Glad it’s working, and an interesting discovery. However, I don’t see the issue as solved yet. I think we can make it work better for your model immediately, and also help prevent this issue for future users.

In our experience `GradScaler`

's default constructor values rarely need to be tuned. Yours is the first case I’m aware of with the native API, and we tried it with 40ish models spanning many applications before merging. The intention was to supply default values (and a dynamic scale-finding heuristic) that are effective for the vast majority of networks, so GradScaler’s args don’t become additional “hyperparameters.”

The default `init_scale`

is intended to be larger than the network initially needs. The large initial value causes inf/nan gradients for the first few iterations but quickly calibrates down to a successful value (because it’s reduced by `backoff_factor`

each time). After that, the large `growth_interval`

means few iterations should be skipped, and the effect on performance is negligible.

In your case, it appears you’re in the opposite situation: the default `init_scale`

is smaller than you initially need. `growth_interval=10`

is one way to increase the scale more quickly than it otherwise would, but once the value calibrates/stabilizes, roughly 1 out of 10 iterations will be skipped (a 10% training slowdown). You work around this by resetting `growth_interval`

later, which is smart, but also inconvenient and not obvious. If all you need is a higher initial value, I’d construct `GradScaler(init_scale=<bigger value>)`

instead of playing with `growth_interval`

in multiple places.

Per above paragraphs, the best practice is to supply an `init_scale`

that’s larger than your network needs, so the scale quickly calibrates down, then stabilizes. To do that, we need to figure out the value it calibrates to. **Can you rerun your existing code (with **`growth_interval=10`

) and print `scaler.get_scale()`

just after `scaler.update()`

for the first few dozen steps to get a sense for the scale value it finds, and post the results here?

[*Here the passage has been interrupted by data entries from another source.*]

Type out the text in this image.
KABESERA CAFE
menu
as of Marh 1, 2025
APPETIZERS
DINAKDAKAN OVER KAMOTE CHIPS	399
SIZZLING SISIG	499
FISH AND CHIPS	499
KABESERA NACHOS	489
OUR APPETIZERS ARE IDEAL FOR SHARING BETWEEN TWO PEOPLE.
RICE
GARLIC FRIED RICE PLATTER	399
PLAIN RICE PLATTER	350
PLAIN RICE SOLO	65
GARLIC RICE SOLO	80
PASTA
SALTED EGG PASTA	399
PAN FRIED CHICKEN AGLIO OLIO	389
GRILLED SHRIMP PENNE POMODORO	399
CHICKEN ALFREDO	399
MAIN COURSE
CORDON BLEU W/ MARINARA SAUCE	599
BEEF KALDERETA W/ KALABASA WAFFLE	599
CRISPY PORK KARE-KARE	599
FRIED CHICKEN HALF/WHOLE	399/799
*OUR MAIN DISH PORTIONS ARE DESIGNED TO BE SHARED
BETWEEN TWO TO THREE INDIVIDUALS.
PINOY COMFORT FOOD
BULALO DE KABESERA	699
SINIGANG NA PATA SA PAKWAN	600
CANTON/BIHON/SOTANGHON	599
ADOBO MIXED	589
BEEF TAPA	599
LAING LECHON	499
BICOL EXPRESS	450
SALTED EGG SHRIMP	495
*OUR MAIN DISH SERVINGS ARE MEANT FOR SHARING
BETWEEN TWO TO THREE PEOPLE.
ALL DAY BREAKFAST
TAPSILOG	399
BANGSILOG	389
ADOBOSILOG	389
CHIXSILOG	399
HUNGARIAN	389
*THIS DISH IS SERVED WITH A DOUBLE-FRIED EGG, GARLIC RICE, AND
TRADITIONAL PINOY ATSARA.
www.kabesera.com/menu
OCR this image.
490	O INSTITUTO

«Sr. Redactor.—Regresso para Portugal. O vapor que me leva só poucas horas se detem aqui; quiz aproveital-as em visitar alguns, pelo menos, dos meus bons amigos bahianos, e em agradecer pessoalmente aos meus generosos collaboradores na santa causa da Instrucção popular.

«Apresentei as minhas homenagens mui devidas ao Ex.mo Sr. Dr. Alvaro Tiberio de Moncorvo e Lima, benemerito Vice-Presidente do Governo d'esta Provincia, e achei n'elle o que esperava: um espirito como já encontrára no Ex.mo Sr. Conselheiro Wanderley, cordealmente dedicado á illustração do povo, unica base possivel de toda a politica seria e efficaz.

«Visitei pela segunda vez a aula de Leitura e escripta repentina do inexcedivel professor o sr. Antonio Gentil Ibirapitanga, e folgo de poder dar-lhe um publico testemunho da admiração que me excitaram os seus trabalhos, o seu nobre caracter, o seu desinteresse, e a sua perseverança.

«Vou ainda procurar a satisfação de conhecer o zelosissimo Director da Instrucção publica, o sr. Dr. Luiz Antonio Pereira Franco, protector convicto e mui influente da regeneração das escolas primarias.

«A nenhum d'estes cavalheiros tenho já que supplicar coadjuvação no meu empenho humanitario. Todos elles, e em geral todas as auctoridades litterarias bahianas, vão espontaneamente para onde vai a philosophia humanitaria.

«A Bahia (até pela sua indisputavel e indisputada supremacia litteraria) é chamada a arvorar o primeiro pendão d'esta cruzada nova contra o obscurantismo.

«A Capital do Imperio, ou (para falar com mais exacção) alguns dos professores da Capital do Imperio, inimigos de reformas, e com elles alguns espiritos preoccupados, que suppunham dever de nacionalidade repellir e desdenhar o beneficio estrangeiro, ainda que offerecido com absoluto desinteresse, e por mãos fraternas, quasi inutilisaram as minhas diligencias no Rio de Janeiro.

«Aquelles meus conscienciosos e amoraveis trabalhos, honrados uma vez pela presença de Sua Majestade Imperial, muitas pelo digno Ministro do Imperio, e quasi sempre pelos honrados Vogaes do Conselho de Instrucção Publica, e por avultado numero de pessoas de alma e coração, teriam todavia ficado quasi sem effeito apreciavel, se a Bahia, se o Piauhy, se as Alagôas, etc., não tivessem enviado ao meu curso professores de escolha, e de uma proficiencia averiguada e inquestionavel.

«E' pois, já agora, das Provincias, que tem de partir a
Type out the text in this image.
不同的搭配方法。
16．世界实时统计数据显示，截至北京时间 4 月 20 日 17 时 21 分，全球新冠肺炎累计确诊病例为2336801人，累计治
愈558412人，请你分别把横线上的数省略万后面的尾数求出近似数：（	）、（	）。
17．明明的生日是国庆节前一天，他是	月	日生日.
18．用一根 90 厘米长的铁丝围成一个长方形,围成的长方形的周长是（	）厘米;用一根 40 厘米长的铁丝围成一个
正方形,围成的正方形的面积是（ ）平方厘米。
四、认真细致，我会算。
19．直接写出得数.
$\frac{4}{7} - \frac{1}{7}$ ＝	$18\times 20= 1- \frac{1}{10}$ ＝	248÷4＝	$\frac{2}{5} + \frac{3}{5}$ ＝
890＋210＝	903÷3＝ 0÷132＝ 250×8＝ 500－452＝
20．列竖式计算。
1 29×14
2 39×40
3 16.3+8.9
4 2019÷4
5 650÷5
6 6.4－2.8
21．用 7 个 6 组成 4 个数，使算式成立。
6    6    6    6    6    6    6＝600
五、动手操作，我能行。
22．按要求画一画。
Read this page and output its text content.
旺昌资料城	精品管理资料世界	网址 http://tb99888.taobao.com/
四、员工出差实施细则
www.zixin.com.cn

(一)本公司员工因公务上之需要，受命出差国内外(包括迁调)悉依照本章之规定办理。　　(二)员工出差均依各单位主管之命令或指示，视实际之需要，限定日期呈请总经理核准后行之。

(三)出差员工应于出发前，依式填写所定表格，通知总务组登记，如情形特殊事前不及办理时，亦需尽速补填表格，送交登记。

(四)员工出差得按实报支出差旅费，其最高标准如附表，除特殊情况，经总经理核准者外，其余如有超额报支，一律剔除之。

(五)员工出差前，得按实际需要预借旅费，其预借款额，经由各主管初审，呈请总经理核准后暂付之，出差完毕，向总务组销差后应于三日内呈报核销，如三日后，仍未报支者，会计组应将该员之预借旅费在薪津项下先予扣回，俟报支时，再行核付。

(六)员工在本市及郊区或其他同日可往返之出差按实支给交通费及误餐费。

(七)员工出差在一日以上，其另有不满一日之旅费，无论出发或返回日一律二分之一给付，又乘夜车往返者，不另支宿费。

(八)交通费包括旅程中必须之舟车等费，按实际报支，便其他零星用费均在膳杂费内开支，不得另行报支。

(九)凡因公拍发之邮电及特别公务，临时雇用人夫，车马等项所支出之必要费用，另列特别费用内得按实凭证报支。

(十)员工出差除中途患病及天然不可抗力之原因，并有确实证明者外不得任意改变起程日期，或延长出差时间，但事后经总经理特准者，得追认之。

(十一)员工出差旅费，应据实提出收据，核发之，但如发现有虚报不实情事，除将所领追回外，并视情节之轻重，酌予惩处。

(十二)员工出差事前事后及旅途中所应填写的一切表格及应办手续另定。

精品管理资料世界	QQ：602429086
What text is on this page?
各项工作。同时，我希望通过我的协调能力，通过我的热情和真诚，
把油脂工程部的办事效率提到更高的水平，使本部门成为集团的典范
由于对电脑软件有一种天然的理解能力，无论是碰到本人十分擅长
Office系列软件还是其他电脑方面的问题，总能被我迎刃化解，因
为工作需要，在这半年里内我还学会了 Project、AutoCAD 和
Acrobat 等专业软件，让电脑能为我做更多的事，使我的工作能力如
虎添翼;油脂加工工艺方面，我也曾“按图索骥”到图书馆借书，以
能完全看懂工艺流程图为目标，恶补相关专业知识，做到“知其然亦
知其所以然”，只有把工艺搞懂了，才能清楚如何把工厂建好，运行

For you, the best `init_scale`

would then be the next-greatest power of two* above the value it finds, and you can then ignore `growth_interval`

. For me, the value it finds justifies a PR to increase the default `init_scale`

, reducing the likelihood of this issue in the future. A larger initial scale value doesn’t do much harm for any network (worst case, it causes a few more iterations at the beginning to be skipped).

(*Powers of two are best for for `init_scale`

, `growth_factor`

, and `backoff_factor`

because multiplication/division by powers of two is a bitwise accurate operation on non-denormal IEEE floats.)